Mantenha tudo organizado com as coleções Salve e categorize o conteúdo com base nas suas preferências.
Nesta página, explicamos por que e como usar o recurso MLTransform para preparar seus dados para o treinamento de modelos de machine learning (ML). Ao combinar várias transformações de processamento de dados em uma classe, o MLTransform simplifica o processo de aplicação de operações de processamento de dados de ML do Apache Beam no fluxo de trabalho.
Figura 1. O fluxo de trabalho completo do Dataflow ML. Use MLTransform na etapa de pré-processamento do fluxo de trabalho.
Benefícios
A classe MLTransform oferece os seguintes benefícios:
Transforme seus dados sem escrever códigos complexos ou gerenciar bibliotecas.
Gere embeddings que podem ser usados para enviar dados a bancos de dados de vetores ou executar inferência.
Encadeie vários tipos de operações de processamento de maneira eficiente com uma só interface.
Suporte e limitações
A classe MLTransform tem as seguintes limitações:
Disponível para pipelines que usam as versões 2.53.0 e posteriores do SDK do Apache Beam para Python.
Use a classe MLTransform do Apache Beam com a API text-embeddings da Vertex AI para gerar embeddings de texto.

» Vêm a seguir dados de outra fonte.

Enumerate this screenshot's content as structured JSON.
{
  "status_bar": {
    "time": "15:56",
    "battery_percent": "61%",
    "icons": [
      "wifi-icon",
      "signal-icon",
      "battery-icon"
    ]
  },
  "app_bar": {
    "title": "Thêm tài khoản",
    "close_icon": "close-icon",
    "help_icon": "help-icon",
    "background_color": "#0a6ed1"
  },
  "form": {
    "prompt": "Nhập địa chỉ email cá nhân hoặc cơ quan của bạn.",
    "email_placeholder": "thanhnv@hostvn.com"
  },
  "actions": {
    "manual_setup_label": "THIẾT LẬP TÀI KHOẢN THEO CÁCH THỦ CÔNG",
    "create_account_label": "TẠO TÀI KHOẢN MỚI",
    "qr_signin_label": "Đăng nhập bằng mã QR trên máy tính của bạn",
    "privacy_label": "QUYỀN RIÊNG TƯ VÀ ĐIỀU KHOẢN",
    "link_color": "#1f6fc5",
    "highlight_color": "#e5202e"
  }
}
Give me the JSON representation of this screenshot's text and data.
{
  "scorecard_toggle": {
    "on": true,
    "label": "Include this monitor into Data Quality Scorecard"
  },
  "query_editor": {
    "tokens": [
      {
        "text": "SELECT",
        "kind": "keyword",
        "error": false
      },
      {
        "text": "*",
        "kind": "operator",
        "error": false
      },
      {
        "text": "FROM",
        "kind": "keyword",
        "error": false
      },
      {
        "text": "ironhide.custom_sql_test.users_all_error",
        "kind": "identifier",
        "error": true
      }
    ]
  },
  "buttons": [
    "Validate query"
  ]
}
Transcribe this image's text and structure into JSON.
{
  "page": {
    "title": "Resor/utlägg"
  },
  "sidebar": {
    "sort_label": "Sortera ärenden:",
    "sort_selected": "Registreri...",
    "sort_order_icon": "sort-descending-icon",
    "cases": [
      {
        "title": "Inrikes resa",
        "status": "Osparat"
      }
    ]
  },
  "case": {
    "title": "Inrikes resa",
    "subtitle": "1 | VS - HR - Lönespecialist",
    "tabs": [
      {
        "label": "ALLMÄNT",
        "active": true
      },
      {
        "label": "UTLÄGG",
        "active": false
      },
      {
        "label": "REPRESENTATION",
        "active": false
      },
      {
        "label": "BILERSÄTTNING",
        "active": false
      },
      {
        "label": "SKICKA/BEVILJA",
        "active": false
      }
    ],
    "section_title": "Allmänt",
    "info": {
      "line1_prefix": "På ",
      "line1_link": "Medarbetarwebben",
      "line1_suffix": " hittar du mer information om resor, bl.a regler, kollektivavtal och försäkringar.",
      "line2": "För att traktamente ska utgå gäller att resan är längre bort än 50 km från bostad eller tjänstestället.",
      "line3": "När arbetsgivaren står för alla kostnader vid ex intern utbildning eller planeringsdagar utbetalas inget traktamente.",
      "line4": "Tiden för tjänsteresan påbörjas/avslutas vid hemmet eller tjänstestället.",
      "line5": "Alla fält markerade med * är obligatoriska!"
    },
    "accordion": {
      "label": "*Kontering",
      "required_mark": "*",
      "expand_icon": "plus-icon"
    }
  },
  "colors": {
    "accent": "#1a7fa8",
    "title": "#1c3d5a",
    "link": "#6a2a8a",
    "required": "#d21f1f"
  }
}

Os embeddings de texto são uma maneira de representar o texto como vetores numéricos, o que é necessário para muitas tarefas de processamento de linguagem natural (PLN).
Use a classe MLTransform do Apache Beam com modelos do Hugging Face Hub para gerar embeddings de texto. O framework SentenceTransformers da Hugging Face usa Python para gerar embeddings de sentenças, textos e imagens.
Compute um vocabulário exclusivo de um conjunto de dados e depois mapeie cada palavra ou token com um índice distinto de números inteiros. Use essa transformação para transformar dados textuais em representações numéricas para tarefas de machine learning.
Dimensione os dados para usá-los no treinamento do seu modelo de ML. A classe MLTransform do Apache Beam inclui várias transformações de dimensionamento de dados.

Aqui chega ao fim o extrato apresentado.